Paul Lachine

Tunisia’s Islamic Wild Card

Since winning Tunisia’s first free election in 2011, the moderate Islamic party Ennahda has been unable to decide whether it will support a pluralistic or an Islamic state. Now, as the process of framing a new constitution winds down and another election looms, Ennahda's leaders must decide which future to pursue for Tunisia.

TUNIS – Can political Islam be a constructive player in a truly democratic system? Tunisia is currently trying to answer that question – with implications that extend to the entire Arab world. Indeed, given that no Islamist party has ever governed democratically in an Arab country, Tunisia (together with Egypt) is undertaking an historic experiment.

Several factors improve Tunisia’s chances of achieving a successful democratic transition. There is, for example, the country’s large and educated middle class and the historical moderation of Ez-Zitouna University, one of the oldest universities of Islamic theology. Moreover, an influential part of Tunisia’s ruling party, Ennahda, developed democratic inclinations during its members’ long European exile.

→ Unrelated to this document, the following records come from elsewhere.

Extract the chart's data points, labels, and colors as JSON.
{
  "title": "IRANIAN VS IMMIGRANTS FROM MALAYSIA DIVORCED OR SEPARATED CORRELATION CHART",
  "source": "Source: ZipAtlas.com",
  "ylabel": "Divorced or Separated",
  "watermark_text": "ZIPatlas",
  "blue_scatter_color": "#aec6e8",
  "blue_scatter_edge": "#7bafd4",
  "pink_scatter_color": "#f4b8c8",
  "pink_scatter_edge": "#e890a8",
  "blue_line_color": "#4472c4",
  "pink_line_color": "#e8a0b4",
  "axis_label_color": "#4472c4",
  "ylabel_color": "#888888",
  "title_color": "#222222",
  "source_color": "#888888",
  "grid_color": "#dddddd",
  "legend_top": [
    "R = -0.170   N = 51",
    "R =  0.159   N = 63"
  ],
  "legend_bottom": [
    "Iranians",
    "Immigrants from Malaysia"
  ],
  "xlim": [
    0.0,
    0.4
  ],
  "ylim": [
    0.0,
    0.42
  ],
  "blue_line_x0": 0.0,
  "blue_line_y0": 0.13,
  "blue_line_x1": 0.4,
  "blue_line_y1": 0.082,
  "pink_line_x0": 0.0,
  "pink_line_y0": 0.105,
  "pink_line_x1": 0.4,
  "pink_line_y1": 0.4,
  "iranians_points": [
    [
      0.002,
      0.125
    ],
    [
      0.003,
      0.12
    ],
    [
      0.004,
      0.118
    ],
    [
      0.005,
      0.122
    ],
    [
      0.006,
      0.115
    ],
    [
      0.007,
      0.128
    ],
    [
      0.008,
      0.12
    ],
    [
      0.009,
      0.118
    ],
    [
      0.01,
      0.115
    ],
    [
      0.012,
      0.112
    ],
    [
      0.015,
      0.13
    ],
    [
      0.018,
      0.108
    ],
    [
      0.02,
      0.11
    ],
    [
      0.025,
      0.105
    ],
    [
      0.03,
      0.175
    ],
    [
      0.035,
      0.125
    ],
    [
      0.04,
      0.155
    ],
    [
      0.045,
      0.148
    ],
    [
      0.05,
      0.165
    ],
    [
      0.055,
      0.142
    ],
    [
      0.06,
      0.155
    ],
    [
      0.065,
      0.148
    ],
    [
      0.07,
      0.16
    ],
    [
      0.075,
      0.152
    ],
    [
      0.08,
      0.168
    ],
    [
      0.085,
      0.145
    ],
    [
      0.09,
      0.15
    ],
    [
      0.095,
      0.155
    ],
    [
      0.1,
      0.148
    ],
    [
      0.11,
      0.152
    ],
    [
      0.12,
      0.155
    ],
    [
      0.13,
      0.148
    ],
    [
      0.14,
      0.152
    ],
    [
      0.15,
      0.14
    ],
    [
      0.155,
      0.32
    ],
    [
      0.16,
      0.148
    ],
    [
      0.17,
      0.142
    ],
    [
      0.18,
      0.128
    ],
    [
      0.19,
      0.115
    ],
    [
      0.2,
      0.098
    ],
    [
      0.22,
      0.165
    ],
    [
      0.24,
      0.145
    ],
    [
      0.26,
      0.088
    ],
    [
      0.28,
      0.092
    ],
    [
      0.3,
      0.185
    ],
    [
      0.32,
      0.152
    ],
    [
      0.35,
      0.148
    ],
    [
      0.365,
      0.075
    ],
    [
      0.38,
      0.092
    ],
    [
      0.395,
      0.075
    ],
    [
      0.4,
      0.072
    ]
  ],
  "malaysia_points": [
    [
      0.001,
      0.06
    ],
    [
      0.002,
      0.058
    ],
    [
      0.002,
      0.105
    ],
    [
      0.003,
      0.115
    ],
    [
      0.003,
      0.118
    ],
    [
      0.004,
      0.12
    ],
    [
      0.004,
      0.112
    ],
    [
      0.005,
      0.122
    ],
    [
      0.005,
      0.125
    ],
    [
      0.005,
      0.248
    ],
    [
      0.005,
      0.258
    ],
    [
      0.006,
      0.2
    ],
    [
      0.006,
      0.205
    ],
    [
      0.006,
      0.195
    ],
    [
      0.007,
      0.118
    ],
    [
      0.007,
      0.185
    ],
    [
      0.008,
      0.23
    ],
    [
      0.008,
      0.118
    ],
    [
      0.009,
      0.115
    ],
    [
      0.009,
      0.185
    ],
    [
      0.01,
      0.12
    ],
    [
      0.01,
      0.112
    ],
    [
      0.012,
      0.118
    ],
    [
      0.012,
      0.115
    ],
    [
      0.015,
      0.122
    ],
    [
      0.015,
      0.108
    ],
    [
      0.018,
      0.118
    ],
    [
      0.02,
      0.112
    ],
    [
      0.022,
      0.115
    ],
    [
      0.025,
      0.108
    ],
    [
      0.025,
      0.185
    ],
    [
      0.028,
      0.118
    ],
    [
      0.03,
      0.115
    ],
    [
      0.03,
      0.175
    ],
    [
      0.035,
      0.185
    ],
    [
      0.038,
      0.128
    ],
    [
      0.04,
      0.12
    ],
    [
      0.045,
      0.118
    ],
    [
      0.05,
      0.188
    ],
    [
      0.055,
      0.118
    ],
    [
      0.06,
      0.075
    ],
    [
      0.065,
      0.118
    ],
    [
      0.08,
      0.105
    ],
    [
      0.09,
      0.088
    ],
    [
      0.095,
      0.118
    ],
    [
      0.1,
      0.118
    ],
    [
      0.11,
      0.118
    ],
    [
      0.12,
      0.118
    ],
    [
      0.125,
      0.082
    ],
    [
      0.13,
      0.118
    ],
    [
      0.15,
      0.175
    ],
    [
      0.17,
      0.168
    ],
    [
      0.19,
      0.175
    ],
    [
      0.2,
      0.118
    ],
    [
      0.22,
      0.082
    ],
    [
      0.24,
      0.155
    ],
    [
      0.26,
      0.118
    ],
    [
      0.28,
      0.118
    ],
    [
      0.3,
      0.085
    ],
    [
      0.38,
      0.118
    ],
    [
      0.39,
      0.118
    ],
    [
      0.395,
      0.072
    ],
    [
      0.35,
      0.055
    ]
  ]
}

But, more than two years after the start of Tunisia’s Jasmine Revolution, there is still doubt about whether Ennahda can oversee the completion of a transition to democracy. Indeed, since winning Tunisia’s first free election in 2011, Ennahda has been unable to choose definitively whether to support a pluralistic or an Islamist state. This ambivalence has led to a high level of polarization between liberals and Islamists – and to political violence.